I watched myself lose my mind and I couldn’t stop myself. Well, at least it felt like I was losing my mind. I watched myself act crazy, going through the motions, and I just didn’t care, at least not enough to stop myself. It was almost like I was watching someone else. I begged someone to confirm my worth. I begged for him to take me back. I offered to change, so he would love me again.
I watched myself beg and plead for love and confirmation of my worthiness. It wasn’t given. “You don’t need me to let you know you’re worthy of being alive.”
I pushed and pushed and pushed for him to hear me and understand me and have compassion. But no amount of pleading can make someone see and feel what they aren’t capable of. I continued to think if I could get him to just once understand me and say “you’re worthy” or “I understand why you'd feel that way” then my worth would be valid. Then I would deserve to exist.
I cracked. And all the lack of self-worth that had built up over years rapidly flowed out in the form of desperate texts, emails and a package at a door.
It was the breaking point. But it had been building up for much longer. At first I thought it had just been building for the last few months. For months I had wondered if he still cared for me. Did the person who talked about spending their life with me, still love me? I envisioned him coming back to me. When he wanted to date me I would be worthy again. As if I had lost my worth along with him.
I've come to realize, with him I gained a false sense of worthiness for a while. With him by my side I had a purpose. I'm still working through this part, but I realized on some level I convinced myself I needed him and the relationship in order to have meaning.
But the thing was, his love was conditional. Conditional love can't help you to find your self-worth.
I thought if I could just dress better and stop wearing cotton t-shirts he’d want me back. If I could own nicer sneakers then he’d value me, and my feelings, more. If I showed up on meet day weighing in less and looking better, then he’d talk to me again.
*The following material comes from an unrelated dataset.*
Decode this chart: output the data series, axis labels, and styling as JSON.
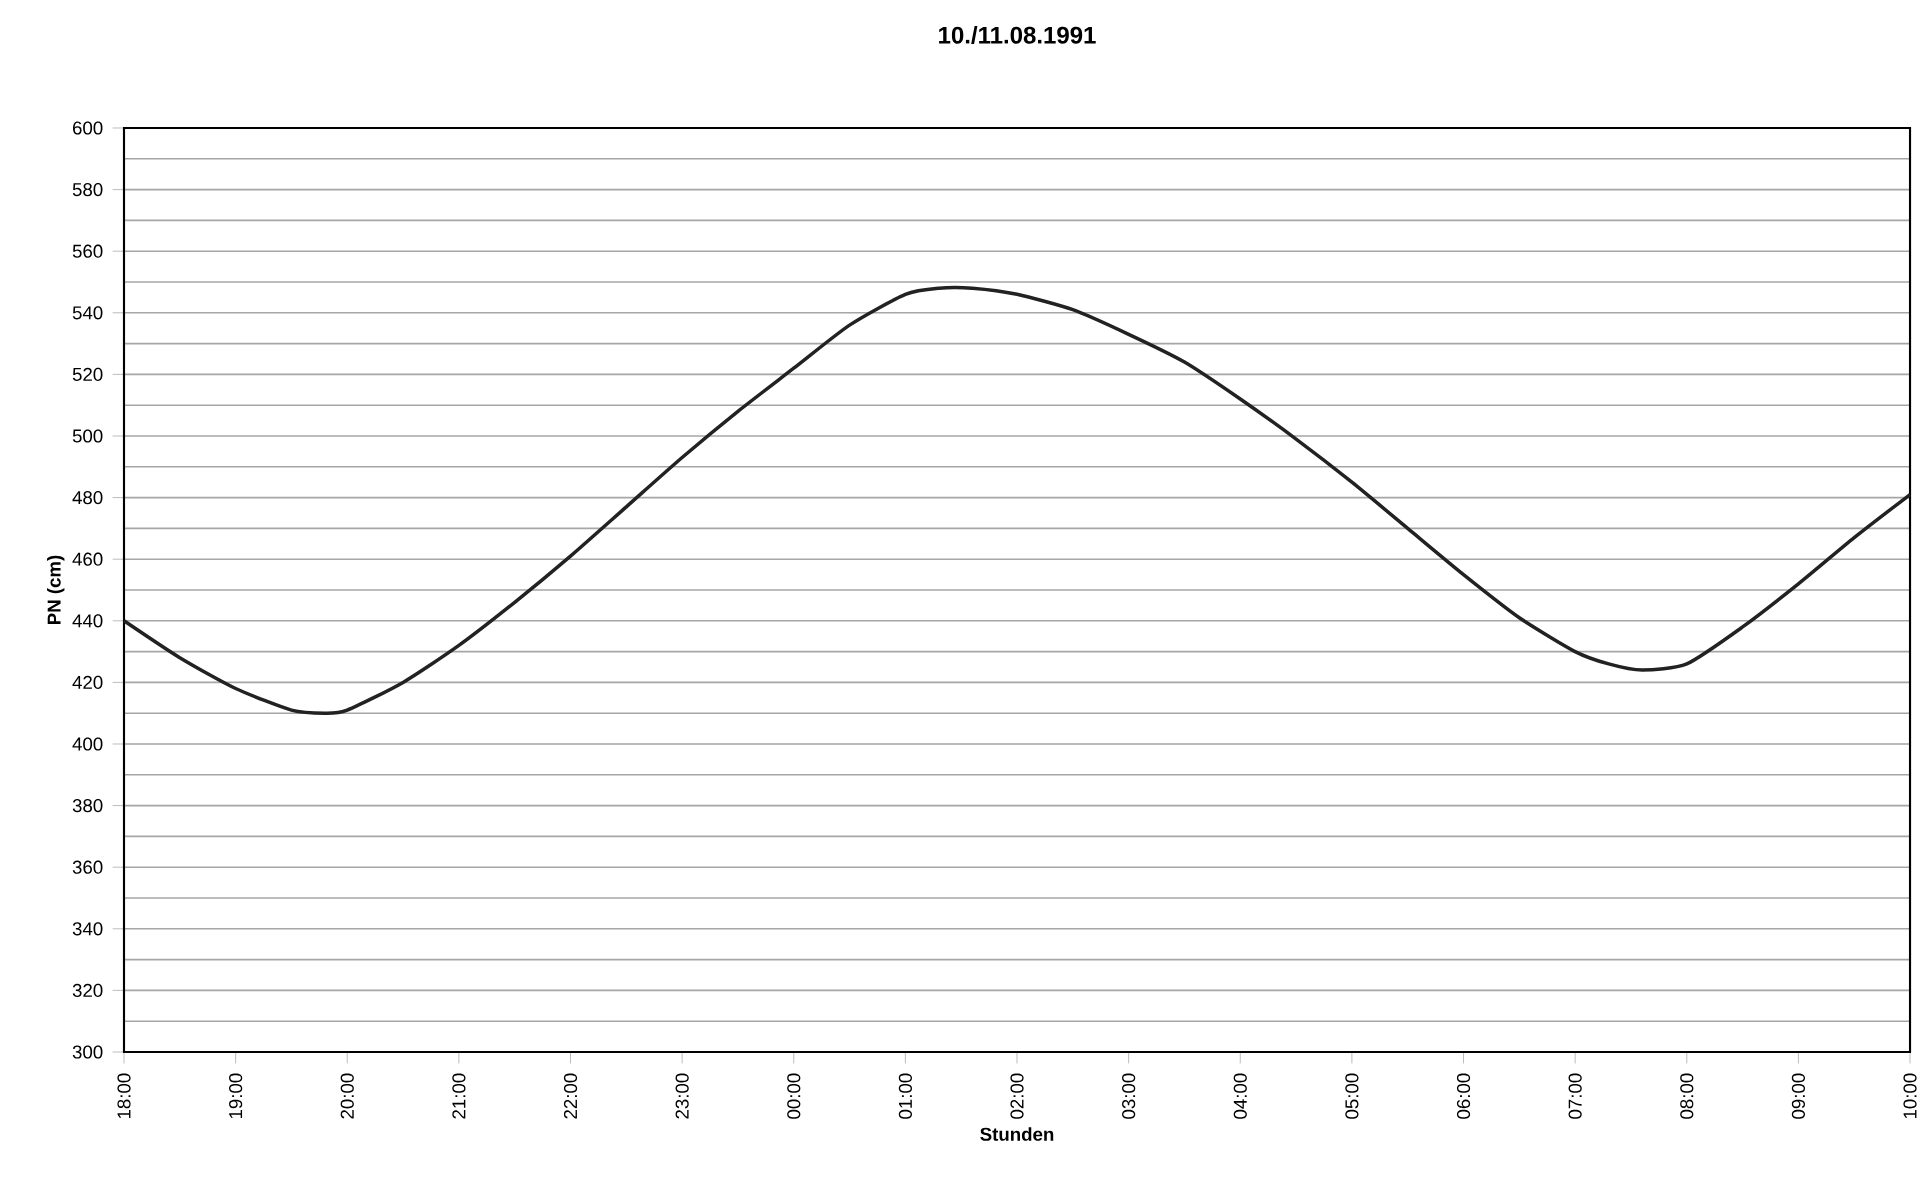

If I could prove how much I’ve changed then I’d be worthy of his love. If I could be a little less sensitive, communicate more effectively, handle brutal honesty a little better, then he would love me again. But conditional love never lasts.
So I lost my mind. Or so I thought I did. But I think I reacted how most people would after they’d finally had enough of conditional love.
Because the build up hadn’t started just months ago, it started years ago. Looking back at the majority of my relationships with males, I had always been loved conditionally. Most of the time I hadn’t realized it.
He was right; I don’t need him to let me know I am worthy of being alive. Would it had made me feel better in the moment? Yes. But it wouldn't have solved my self-worth issues for me. I don’t need anyone to let me I am worthy of being alive. I need to start believing it for myself.
As I write this, a part of me is questioning if I’m making excuses “Well he didn’t love me unconditionally so of course I snapped”. I question if others will think the same. But the truth is, it isn’t his fault. Not at all. It’s no one’s fault. My lack of self-worth built up over a long time. For years I let others use me. I allowed them to make me feel small and unworthy. I didn’t walk away at times I should have. But I only started to realize this within the last year. You can't change what you aren't conscious of. But this time around I am conscious. I consciously watched myself lose it, and I'm glad I did.
Something that has built up over 26 or so years can’t be undone in one. I needed this breaking point to realize how bad it had become. And how much work I have to do.
So while a part of me feels like I lost my mind, another part of me feels like I gained it.